Feteer Meshaltet
A one-pot Side recipe with Egyptian flavors, built for busy weeknights when you want real food without a sink full of dishes. Comes together in roughly 71 minutes, serves about 4, and uses ingredients you can find at any normal grocery store. The technique is simple: build a base in your pot, layer in the main ingredients, simmer until everything has had time to talk to each other, and serve straight from the pan. If you're cooking for picky eaters, this one tends to land — the flavors are recognizable, the texture is comforting, and there's nothing weird hiding in the ingredient list. Perfect for the kind of evening where you want dinner on the table by 7pm and the kitchen empty by 7:30.
Step-by-step instructions
- Mix the flour and salt then pour one cup of water and start kneading.
- If you feel the dough is still not coming together or too dry, gradually add the remaining water until you get a dough that is very elastic so that when you pull it and it won’t be torn.
- Let the dough rest for just 10 minutes then divide the dough into 6-8 balls depending on the size you want for your feteer.
- Warm up the butter/ghee or oil you are using and pour into a deep bowl.
- Immerse the dough balls into the warm butter. Let it rest for 15 to 20 minutes.
- Preheat oven to 550F.
- Stretch the first ball with your hands on a clean countertop. Stretch it as thin as you can, the goal here is to see your countertop through the dough.
- Fold the dough over itself to form a square brushing in between folds with the butter mixture.
- Set aside and start making the next ball.
- Stretch the second one thin as we have done for the first ball.
- Place the previous one on the middle seam side down. Fold the outer one over brushing with more butter mixture as you fold. Set aside.
- Keep doing this for the third and fourth balls. Now we have one ready, place on a 10 inch baking/pie dish seam side down and brush the top with more butter.
- Repeat for the remaining 4 balls to make a second one. With your hands lightly press the folded feteer to spread it on the baking dish.

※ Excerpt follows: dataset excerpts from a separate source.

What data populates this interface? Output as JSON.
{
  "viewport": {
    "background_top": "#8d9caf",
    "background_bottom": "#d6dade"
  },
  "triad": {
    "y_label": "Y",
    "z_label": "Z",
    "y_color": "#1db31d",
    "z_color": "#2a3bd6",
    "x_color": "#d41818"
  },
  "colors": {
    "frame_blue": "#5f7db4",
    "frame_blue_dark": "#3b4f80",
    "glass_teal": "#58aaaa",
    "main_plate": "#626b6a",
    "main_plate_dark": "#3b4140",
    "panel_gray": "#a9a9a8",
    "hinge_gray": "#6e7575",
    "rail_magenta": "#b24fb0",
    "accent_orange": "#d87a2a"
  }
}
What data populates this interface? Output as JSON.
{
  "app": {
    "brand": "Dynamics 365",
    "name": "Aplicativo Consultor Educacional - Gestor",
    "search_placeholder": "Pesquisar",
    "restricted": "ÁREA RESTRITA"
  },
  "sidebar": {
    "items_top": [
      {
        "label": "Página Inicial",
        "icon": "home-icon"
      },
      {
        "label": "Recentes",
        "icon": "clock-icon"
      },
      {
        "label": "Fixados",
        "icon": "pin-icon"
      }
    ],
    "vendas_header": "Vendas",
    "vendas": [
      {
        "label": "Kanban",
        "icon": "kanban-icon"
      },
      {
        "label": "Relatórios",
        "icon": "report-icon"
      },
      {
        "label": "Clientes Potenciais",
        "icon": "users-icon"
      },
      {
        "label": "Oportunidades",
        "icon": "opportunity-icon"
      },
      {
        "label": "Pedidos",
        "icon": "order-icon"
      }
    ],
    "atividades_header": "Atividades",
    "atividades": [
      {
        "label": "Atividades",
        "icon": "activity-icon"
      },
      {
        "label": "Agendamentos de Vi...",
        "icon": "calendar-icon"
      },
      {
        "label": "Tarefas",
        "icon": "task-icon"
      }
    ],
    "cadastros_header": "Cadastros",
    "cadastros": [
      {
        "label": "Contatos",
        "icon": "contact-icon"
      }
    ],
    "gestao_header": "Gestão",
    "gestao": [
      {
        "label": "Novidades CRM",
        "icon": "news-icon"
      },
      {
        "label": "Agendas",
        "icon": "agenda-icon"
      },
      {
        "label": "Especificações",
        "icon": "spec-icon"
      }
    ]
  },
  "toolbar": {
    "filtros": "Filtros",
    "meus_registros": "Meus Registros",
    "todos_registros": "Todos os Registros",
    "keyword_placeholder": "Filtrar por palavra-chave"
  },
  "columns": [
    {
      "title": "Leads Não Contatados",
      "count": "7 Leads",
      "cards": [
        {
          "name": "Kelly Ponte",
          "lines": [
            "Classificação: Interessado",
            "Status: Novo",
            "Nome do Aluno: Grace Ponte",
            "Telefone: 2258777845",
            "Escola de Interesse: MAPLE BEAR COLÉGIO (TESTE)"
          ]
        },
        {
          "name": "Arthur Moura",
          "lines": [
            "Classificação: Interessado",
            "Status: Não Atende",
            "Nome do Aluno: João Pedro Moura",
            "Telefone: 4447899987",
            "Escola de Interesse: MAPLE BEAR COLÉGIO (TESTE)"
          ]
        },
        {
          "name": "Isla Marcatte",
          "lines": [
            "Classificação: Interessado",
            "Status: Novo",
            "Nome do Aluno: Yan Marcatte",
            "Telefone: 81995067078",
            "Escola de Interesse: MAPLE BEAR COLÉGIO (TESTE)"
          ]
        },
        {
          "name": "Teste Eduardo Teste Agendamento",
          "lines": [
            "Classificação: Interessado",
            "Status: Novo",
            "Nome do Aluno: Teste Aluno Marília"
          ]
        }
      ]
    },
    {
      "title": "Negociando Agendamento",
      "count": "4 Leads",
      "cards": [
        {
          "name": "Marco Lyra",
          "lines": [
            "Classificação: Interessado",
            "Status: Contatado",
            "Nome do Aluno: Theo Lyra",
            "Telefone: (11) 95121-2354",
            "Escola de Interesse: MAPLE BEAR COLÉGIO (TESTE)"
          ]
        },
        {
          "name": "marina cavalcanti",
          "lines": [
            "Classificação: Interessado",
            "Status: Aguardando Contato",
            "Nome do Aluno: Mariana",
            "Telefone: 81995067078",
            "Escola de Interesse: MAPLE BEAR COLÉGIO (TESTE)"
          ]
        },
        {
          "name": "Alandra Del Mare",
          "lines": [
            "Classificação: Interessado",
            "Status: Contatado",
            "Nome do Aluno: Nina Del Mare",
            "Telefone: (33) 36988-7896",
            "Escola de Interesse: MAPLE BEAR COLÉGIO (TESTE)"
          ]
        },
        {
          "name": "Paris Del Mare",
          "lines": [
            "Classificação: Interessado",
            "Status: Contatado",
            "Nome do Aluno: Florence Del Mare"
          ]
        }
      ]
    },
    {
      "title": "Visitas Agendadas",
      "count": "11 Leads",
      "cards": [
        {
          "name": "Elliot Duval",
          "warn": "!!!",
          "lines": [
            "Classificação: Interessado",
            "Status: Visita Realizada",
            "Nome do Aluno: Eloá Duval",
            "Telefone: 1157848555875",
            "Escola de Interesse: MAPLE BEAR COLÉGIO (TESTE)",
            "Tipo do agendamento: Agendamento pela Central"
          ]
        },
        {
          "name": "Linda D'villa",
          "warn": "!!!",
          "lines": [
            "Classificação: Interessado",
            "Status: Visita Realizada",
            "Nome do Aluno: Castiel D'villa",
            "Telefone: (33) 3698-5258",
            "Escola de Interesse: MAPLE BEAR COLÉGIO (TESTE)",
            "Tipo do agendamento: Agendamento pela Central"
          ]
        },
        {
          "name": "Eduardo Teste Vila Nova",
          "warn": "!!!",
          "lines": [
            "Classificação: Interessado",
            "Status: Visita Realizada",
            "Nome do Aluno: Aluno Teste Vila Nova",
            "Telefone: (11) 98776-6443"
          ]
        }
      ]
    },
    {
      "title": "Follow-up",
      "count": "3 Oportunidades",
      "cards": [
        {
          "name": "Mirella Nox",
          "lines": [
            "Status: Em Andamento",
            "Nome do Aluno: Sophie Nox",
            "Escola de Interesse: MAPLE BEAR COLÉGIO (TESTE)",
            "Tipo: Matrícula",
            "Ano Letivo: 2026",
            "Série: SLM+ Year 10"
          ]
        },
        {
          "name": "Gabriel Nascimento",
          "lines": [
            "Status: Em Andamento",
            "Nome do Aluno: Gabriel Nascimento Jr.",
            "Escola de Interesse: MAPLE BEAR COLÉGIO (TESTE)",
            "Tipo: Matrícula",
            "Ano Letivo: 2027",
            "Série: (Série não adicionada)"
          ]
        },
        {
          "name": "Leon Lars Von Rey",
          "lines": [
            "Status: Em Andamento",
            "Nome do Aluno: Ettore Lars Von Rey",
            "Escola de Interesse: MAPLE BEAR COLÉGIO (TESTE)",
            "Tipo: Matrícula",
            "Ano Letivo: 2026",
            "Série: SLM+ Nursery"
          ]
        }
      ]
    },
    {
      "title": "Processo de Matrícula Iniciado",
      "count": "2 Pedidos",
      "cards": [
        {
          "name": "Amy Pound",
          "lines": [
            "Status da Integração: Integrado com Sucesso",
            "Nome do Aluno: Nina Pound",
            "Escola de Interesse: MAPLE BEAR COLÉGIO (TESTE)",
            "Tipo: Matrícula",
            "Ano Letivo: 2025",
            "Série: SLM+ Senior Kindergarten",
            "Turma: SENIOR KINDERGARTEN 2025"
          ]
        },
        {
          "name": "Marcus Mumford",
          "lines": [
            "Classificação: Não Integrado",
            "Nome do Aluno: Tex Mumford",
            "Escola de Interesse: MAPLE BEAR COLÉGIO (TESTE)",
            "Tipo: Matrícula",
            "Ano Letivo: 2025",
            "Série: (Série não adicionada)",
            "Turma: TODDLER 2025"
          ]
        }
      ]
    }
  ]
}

- Place in preheated oven for 10 minutes when the feteer starts puffing turn on the broiler to brown the top.
- When it is done add little butter on top and cover so it won’t get dry.
Why this works on a weeknight
Feteer Meshaltet lands at about 55 minutes total — a little longer than our 30-minute target, but most of that time is hands-off simmering, which is why it earned a spot in our Sheet-Pan Dinners collection. The technique is forgiving, the ingredient list is grocery-store standard, and the active cooking time is short enough that you can answer a text message in the middle without ruining dinner.
Cleanup notes
This is a single-pan recipe, so the cleanup is exactly one pan, one cutting board, and one knife. While the dish rests, fill the pan with hot soapy water — by the time you are done eating, the residue lifts off with a single pass of a sponge. Skip the steel wool on cast iron; a stiff brush and warm water are all you need to keep the seasoning intact.
Make-ahead and leftovers
Leftovers keep covered in the fridge for up to three days. Reheat in a dry pan over medium-low with a splash of water or stock to loosen the sauce. Feteer Meshaltet actually improves overnight as the flavors keep talking to each other, so doubling the recipe and packing tomorrow's lunch is a high-leverage weeknight move.